Human Accelerated Regions: Functional Studies and Methodological Approaches (A Review)

Human accelerated regions (HARs) are short genomic sequences that, despite being highly conserved across vertebrates, have undergone an unusually high rate of nucleotide substitutions in the human lineage. Although most HARs are located in non-coding regions, accumulating evidence suggests that many function as developmental regulatory elements, fine-tuning gene expression during fundamental neurodevelopmental processes such as radial glial cell proliferation, neurogenesis, cortical lamination, and others. Consequently, deciphering the functional consequences of human-specific sequence changes in HARs represents a major challenge in evolutionary genomics, as it holds the key to understanding the genetic basis of human uniqueness. In this review, we summarize recent advances in experimental approaches for dissecting HAR functions. We discuss how epigenomic profiling and chromatin conformation techniques pinpoint HARs with regulatory potential and connect them to target genes. We then detail functional validation strategies, ranging from classic in vitro and in vivo reporter systems to high-throughput screens like massively parallel reporter assays (MPRAs).
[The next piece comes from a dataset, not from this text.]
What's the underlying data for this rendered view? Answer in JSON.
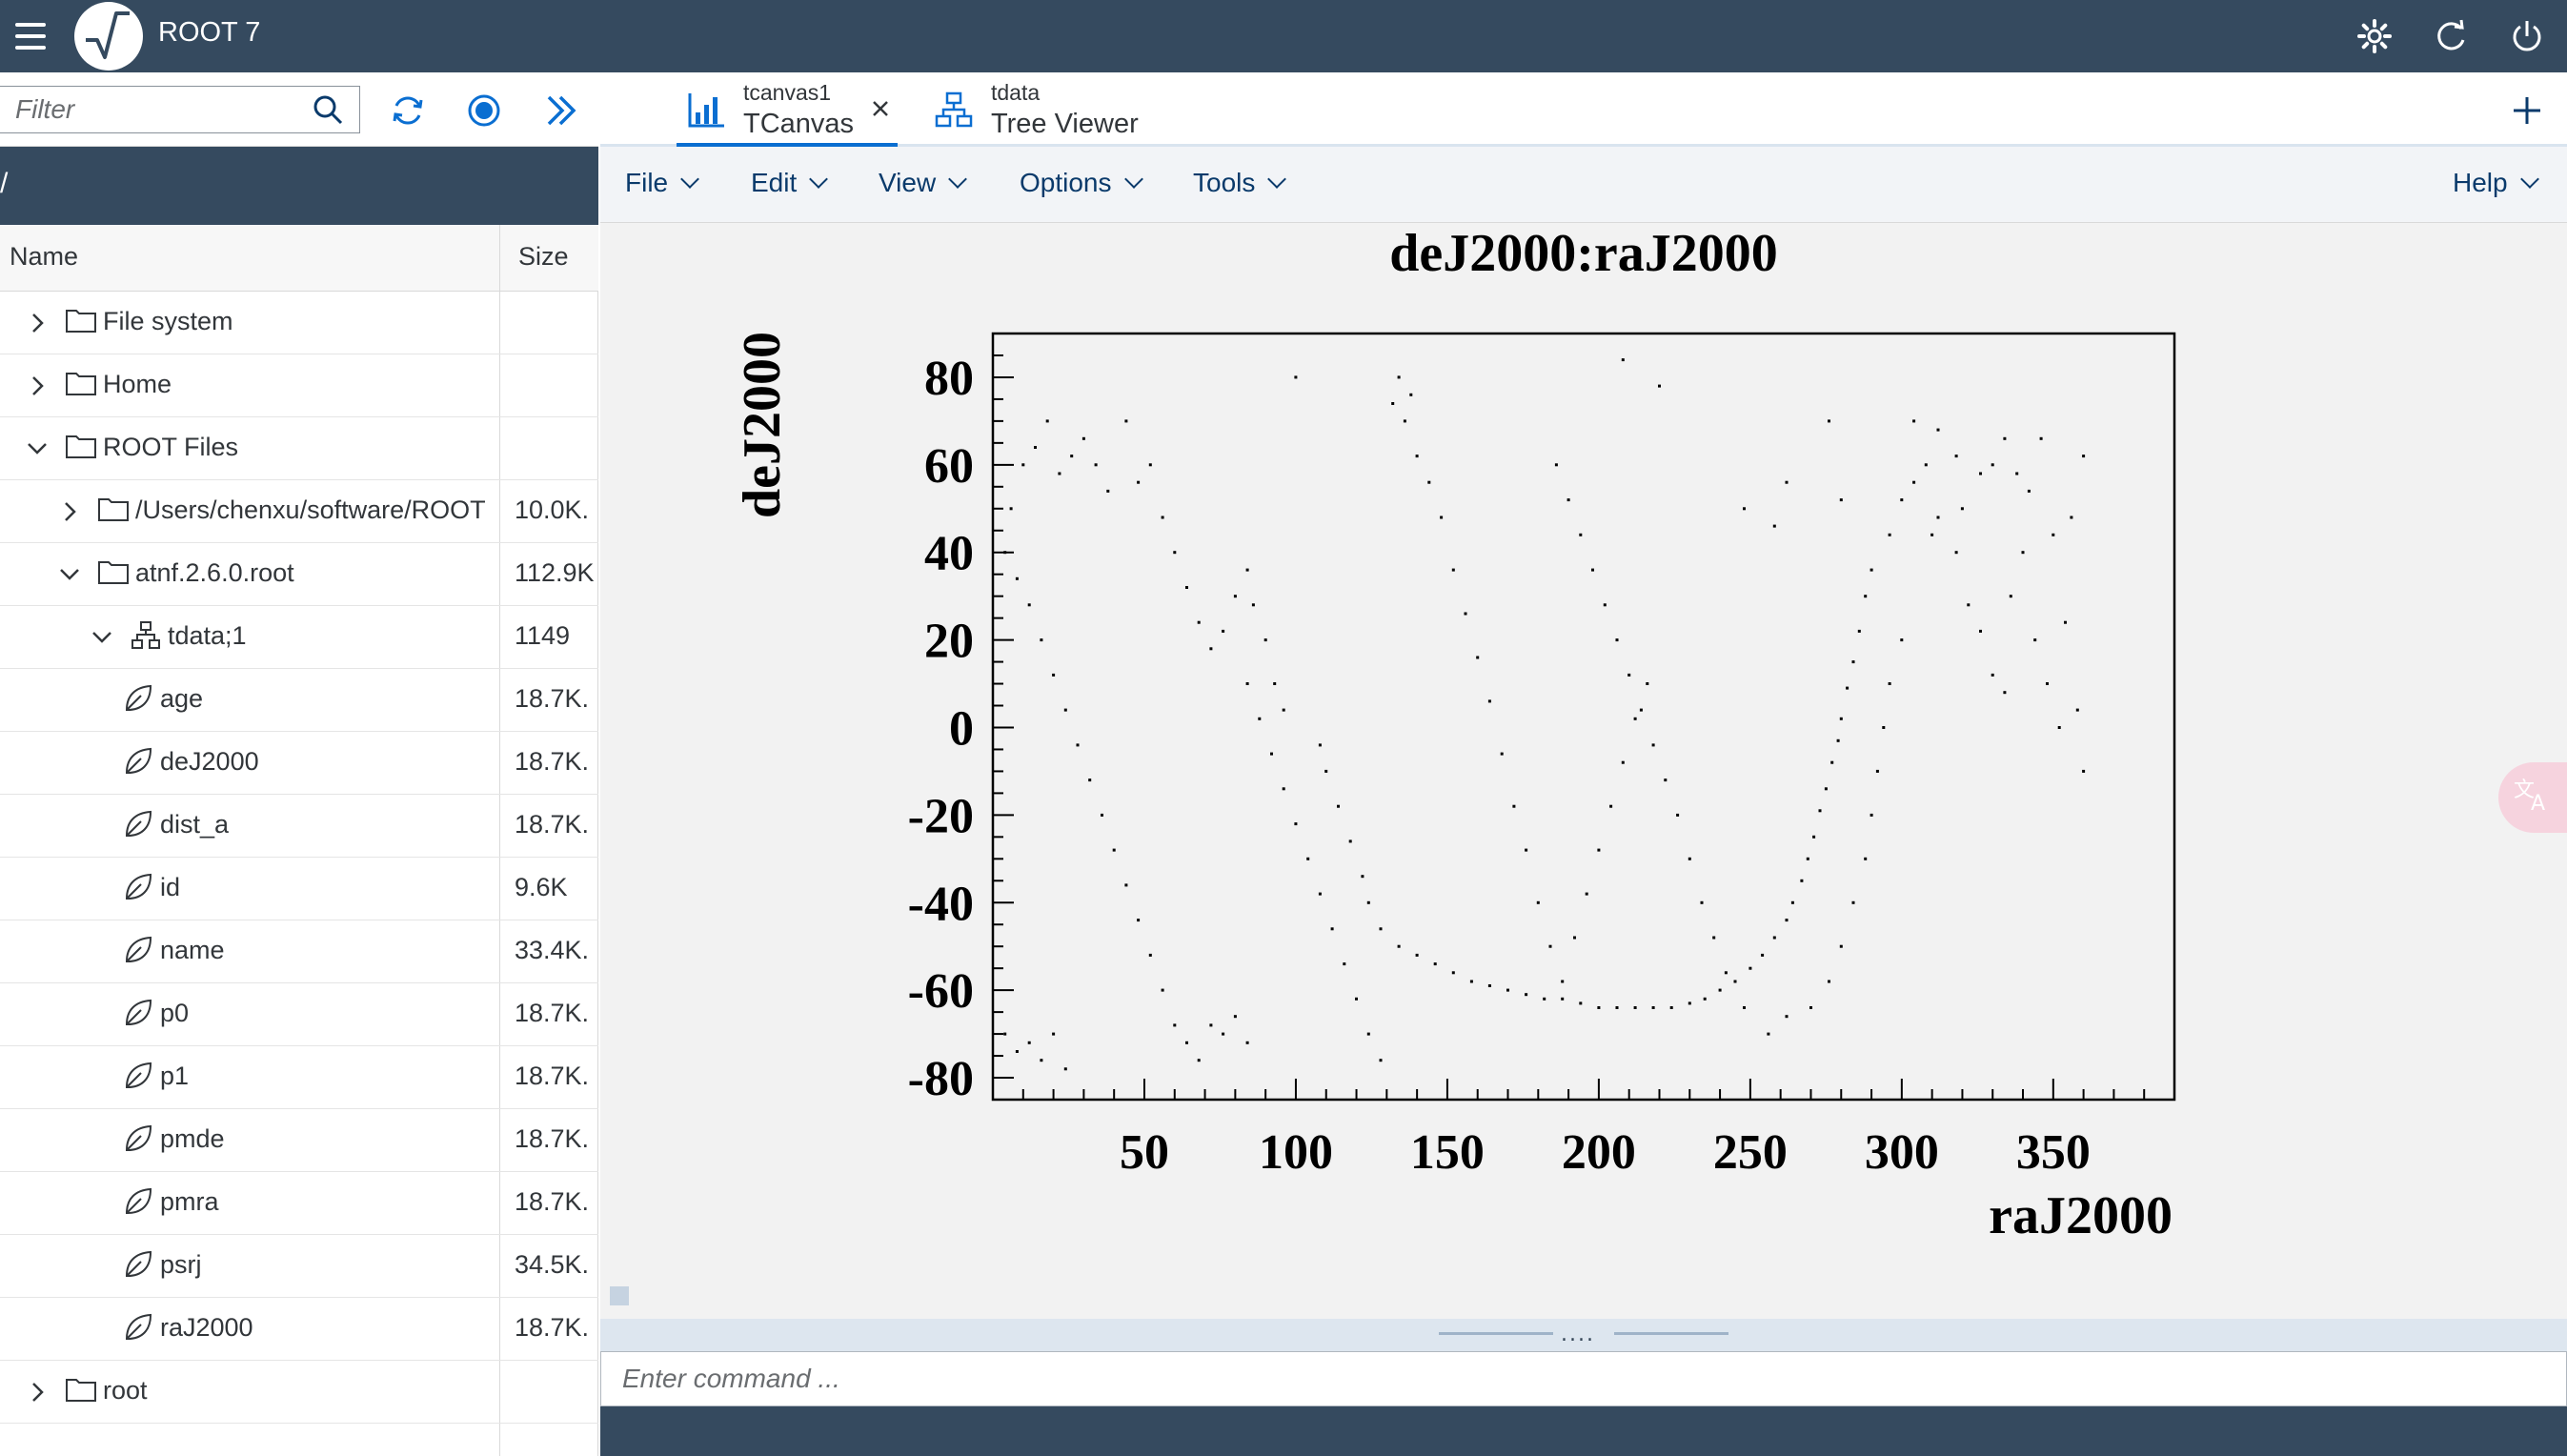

Furthermore, we describe genome editing approaches, particularly CRISPR–Cas9, CRISPRi/a, and base editing, that enable causal testing of HAR functions in human cellular and animal models. The integration of these complementary methods provides a comprehensive framework for elucidating how specific sequence changes in HARs have reshaped gene regulatory networks during human evolution. We conclude by outlining current methodological challenges and future directions toward a systems-level understanding of HAR functions across cellular, developmental, and organismal contexts.